En 2011, les criminels russophones ont capté plus d'un tiers du marché mondial de la cybercriminalité. Cette forte augmentation de la fraude en ligne, dans et hors du pays, fait de la Russie une superpuissance en matière de criminalité numérique. Telles sont les conclusions du rapport « États et tendances du marché du cybercrime en Russie en 2011 » publié par Group-IB, un cabinet d'études russe spécialisé dans la sécurité. Selon ses estimations basées sur des données provenant aussi bien d'organismes publics que de partenaires, en 2011, le marché de la cybercriminalité mondiale a atteint 12,5 milliards de dollars environ, dont 4,5 milliards sont imputables à des criminels Russes et russophones (incluant ceux qui vivent hors de Russie).

Un marché intérieur florissant

Dans le même temps, sur la base de données collectées par le milieu lui-même, à l'intérieur des frontières russes, le marché de la cybercriminalité a doublé l'an passé comparativement à l'année 2010, pour atteindre les 2,3 milliards de dollars. Un niveau extrêmement élevé au regard de la population du pays et  de ses 143 millions d'habitants. Au premier rang de cette cybercriminalité intérieure, il y a la fraude en ligne, dont le chiffre d'affaires se situe à environ un milliard de dollars, juste devant le spam qui génère 830 millions de dollars, suivi par les services du marché intérieur avec ses 230 millions de dollars et les attaques par deni de service DDoS qui captent 130 millions de dollars.

Mise à part cette augmentation étonnante, le milieu de la cybercriminalité russe s'est également consolidé. Il est constitué de groupes plus grands, plus organisés, et de plus en plus contrôlés par les mafias du crime classique. Le rapport fait aussi état de preuves évidentes de coopération entre ces groupes, plus l'émergence d'un important marché « du crime vers le crime » (C2C) qui contribue à soutenir les activités du milieu.

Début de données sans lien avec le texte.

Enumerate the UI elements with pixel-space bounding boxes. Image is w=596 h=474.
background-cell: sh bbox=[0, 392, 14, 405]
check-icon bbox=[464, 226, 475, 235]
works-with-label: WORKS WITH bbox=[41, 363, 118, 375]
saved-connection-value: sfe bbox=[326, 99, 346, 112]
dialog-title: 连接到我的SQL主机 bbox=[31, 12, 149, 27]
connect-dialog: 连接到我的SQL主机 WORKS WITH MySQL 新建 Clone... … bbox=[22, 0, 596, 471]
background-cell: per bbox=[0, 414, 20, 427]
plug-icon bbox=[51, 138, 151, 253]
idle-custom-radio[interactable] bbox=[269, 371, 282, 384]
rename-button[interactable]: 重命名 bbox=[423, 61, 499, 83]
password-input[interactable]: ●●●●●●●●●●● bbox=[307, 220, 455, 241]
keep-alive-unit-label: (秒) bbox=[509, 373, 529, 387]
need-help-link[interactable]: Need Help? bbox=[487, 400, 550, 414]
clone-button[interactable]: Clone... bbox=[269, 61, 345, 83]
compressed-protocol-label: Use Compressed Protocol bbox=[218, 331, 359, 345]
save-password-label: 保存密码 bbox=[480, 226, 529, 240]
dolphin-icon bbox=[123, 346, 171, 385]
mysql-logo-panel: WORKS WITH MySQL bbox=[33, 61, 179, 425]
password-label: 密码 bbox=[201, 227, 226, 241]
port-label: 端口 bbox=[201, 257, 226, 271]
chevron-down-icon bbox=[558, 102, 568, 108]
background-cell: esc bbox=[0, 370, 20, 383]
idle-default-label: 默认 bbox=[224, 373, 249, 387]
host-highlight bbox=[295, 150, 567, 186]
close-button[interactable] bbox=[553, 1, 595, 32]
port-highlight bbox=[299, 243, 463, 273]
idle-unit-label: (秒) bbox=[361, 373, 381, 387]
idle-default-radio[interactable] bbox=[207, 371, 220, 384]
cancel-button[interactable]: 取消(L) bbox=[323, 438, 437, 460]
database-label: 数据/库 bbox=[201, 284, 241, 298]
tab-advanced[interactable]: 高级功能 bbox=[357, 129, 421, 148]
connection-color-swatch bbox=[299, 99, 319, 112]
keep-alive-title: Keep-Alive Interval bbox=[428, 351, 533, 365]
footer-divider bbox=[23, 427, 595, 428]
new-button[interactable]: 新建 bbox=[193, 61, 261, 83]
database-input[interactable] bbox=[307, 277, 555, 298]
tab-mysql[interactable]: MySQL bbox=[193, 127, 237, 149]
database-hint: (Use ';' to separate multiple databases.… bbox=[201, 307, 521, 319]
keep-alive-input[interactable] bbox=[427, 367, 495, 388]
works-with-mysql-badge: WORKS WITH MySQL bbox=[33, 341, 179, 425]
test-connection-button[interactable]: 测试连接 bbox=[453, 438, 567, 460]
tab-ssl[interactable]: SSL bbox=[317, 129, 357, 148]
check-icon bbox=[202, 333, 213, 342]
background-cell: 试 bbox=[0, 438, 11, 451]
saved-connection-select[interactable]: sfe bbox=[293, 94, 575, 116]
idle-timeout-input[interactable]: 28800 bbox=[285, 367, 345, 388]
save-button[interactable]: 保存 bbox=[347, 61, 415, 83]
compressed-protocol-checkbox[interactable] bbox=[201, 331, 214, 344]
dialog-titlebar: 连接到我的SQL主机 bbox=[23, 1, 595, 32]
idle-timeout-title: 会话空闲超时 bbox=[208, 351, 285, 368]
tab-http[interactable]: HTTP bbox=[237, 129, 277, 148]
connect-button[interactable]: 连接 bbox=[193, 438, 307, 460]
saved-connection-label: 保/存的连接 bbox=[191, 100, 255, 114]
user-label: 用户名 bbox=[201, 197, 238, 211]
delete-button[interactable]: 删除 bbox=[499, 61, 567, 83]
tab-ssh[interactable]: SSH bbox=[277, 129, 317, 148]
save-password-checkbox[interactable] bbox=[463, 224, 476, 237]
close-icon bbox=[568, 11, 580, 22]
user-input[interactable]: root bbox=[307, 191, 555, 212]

Des lois encore laxistes en Russie

Le fait que l'enquête soit réalisée par un groupe de chercheurs basés en Russie rend sa lecture passionnante. Celui-ci égrène de multiples preuves diverses sur les méthodes et les tendances, en terme de malwares par exemple, qui montrent que la Russie est un pôle important du cybercrime. Mais les chiffres bruts sont rarement mis au crédit de son mode de fonctionnement ou de son business modèle. Alors, pourquoi la Russie est-elle devenue un pays aussi important pour la cybercriminalité ? Au-delà de l'explication traditionnelle qui invoque la recrudescence de programmeurs russes mal payés, Group-IB soulève pour sa part le problème du contrôle et des lois du pays.

Les chercheurs exposent ainsi l'histoire de Yevgeniy Anikin et Viktor Pleschuk, deux membres du gang qui ont subtilisé 10 millions de dollars en détournant les distributeurs de billets WorldPay ATM de la Royal Bank of Scotland en 2008. Ceux-ci ont été condamnés à des peines avec sursis par les tribunaux russes. « Ces failles dans les lois russes, le manque de sanctions sévères, une constance dans l'application de la loi et le manque de mesures pour lutter contre la criminalité numérique, font que les cybercriminels ne sont majoritairement pas tenus responsables des crimes qu'ils commettent », font remarquer les chercheurs. Selon Ilya Sachkov, le PDG de Group-IB, « chaque année, le marché de la cybercriminalité en provenance de Russie coûte des milliards de dollars à l'économie mondiale ».